Bail hearings to begin in alleged Russian spy case
Topics: From the Wires, News
The Russian Foreign Ministry headquarters seen at the background in Moscow on Thursday, Oct. 4, 2012. US prosecutors allege that naturalized U.S. citizen Alexander Fishenko and six others "engaged in a surreptitious and systematic conspiracy" to obtain highly regulated technology from U.S. makers and sold them to Russian authorities. Fishenko and six others charged in the alleged scheme are expected to appear Thursday morning in U.S. Houston federal court. (AP Photo/Alexander Zemlianichenko) (Credit: AP)HOUSTON (AP) — The man U.S. authorities claim led a plot to funnel cutting-edge military technology to Russia kept a low profile in his suburban Houston neighborhood and was unknown to leaders in the city’s Russian community.
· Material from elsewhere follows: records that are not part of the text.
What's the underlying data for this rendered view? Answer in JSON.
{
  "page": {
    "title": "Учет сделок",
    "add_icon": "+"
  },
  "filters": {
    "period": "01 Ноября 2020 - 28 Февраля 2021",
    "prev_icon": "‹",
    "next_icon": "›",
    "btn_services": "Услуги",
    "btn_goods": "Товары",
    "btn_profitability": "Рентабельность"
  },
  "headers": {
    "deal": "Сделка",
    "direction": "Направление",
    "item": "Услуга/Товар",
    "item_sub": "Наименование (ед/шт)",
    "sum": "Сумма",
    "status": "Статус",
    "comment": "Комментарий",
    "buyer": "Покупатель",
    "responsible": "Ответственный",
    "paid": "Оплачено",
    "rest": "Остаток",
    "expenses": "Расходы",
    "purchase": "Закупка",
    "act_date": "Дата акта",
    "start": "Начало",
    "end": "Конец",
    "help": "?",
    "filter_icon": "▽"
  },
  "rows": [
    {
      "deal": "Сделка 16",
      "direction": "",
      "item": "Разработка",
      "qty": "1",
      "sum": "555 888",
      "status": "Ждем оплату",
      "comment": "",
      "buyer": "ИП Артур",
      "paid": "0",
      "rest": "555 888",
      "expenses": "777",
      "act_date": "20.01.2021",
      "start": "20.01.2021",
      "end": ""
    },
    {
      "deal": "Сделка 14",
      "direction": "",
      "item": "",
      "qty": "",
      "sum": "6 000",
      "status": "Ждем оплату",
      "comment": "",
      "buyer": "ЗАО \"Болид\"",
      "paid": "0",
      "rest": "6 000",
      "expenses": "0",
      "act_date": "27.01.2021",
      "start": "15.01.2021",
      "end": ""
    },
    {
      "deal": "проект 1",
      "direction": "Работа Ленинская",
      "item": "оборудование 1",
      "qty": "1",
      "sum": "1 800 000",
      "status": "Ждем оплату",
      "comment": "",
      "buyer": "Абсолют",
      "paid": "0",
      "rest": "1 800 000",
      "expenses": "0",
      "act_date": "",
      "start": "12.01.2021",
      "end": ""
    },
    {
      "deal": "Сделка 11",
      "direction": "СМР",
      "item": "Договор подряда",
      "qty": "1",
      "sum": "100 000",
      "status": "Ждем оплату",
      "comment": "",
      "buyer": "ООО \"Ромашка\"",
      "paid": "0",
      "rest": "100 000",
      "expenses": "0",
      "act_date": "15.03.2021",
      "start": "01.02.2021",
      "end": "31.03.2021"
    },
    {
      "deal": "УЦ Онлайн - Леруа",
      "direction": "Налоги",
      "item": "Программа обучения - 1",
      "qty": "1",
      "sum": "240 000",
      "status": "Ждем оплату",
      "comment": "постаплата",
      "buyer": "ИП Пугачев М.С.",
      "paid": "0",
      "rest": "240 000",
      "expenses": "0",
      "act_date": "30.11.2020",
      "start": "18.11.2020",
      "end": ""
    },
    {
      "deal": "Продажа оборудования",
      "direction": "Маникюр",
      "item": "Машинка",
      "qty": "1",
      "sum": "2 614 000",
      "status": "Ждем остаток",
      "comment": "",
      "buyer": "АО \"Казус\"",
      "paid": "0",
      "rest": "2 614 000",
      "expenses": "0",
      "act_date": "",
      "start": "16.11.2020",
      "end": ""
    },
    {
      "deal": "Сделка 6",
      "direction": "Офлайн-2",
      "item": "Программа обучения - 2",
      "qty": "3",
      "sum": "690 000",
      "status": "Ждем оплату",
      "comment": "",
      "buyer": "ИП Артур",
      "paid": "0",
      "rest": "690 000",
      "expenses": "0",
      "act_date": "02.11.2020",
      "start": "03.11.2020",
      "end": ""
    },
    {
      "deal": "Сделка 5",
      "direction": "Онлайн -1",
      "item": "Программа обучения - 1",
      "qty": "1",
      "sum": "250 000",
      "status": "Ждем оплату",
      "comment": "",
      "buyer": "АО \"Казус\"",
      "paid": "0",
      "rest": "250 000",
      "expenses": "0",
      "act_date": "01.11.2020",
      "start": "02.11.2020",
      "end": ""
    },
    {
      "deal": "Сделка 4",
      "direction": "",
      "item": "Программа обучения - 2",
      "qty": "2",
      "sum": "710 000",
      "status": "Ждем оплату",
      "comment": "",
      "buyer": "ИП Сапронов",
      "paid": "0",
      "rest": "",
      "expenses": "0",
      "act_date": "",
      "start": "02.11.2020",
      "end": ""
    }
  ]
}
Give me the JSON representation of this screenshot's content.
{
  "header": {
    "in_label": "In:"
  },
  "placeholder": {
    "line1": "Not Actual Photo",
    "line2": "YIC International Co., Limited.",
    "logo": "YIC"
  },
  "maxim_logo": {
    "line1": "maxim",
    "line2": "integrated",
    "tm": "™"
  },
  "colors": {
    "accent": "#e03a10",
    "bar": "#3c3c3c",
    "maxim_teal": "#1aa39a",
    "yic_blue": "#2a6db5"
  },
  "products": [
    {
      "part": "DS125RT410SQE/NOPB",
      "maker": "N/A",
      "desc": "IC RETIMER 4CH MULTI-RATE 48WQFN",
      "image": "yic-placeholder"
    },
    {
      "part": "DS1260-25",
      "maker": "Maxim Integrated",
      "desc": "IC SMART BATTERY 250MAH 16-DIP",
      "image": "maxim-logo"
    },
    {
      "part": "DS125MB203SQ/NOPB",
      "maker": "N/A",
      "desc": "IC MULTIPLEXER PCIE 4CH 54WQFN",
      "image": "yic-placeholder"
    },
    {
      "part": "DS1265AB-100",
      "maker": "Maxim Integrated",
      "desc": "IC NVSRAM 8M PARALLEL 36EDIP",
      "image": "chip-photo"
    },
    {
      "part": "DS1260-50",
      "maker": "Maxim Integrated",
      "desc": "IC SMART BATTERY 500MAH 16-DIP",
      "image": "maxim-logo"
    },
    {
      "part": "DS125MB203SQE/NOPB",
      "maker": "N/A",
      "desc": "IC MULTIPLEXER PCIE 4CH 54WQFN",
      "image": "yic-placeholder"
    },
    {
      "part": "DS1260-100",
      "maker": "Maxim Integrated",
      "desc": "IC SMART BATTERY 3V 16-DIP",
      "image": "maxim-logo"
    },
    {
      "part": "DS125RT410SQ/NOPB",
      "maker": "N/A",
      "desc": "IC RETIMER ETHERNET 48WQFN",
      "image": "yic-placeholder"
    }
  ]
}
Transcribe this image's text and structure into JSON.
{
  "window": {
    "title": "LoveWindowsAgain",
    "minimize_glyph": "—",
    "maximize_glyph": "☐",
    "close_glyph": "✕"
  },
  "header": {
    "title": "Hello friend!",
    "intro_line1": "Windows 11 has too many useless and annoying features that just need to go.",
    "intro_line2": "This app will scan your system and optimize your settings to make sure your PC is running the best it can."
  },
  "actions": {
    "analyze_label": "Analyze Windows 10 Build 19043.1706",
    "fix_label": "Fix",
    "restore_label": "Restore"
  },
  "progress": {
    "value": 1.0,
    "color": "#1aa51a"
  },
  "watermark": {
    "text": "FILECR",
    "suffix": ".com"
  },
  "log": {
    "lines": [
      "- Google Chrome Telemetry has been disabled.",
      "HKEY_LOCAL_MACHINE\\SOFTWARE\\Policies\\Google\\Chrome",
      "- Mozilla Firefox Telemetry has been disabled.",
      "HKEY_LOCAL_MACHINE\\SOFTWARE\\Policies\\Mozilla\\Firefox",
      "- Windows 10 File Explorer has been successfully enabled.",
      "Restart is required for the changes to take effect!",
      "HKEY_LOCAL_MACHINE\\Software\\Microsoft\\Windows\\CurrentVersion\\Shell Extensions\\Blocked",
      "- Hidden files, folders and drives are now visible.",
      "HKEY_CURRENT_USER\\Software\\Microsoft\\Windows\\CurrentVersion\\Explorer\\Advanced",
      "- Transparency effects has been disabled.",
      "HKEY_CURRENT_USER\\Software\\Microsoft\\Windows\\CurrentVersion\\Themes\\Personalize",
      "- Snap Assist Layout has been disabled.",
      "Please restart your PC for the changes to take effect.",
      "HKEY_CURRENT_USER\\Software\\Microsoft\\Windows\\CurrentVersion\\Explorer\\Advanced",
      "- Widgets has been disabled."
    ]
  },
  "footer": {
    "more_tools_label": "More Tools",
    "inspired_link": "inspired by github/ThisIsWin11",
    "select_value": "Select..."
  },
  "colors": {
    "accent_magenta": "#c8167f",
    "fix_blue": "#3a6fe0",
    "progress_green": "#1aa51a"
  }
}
Alexander Fishenko, an immigrant from Kazakhstan, was running a Houston-based company that obtained highly regulated technology and clandestinely exported it to Russia for use by that country’s military and intelligence agencies, according to U.S. authorities.
Hearings begin Friday for Fishenko and seven others arrested by authorities this week to determine whether bail will be granted. None of the defendants has entered a plea. Their cases are expected to be transferred to New York, where the indictment was filed.
For the last four years, Fishenko lived with his family in a two-story, four-bedroom home, a stranger to his neighbors, unknown to leaders in Houston’s Russian community of more than 100,000 residents.
“I wouldn’t have thought he was the ring leader. He was so nondescript, an everyday kind of guy,” Charlie Houssiere, who lives across the street from Fishenko, said Thursday. “The whole time I thought he worked at an oil company.”
Fishenko is accused of scheming to purposely evade strict export controls for cutting-edge microelectronics, of operating inside the U.S. as an unregistered agent of the Russian government, and of money laundering.
The microelectronics could have a wide range of military uses, including radar and surveillance systems, weapons guidance systems and detonation triggers, U.S. authorities say.
Fishenko’s attorney, Eric Reed, said he plans to review the charges against his client with a critical eye.
“I think these are fairly dramatic allegations that we will certainly take a hard look at to determine whether there is any evidence to back that up,” Reed said.
The Russian Foreign Ministry, in a statement, noted the defendants are not charged with espionage.
According to court documents, Fishenko was born in the former Soviet Republic of Kazakhstan and graduated from a technical institute in St. Petersburg before coming to America in 1994. In Houston, he initially worked at a Circuit City store. In his initial asylum application, Fishenko stated he had no prior military experience, but elsewhere he claimed to have served in a Soviet military intelligence unit in Berlin in the 1980s, according to court records.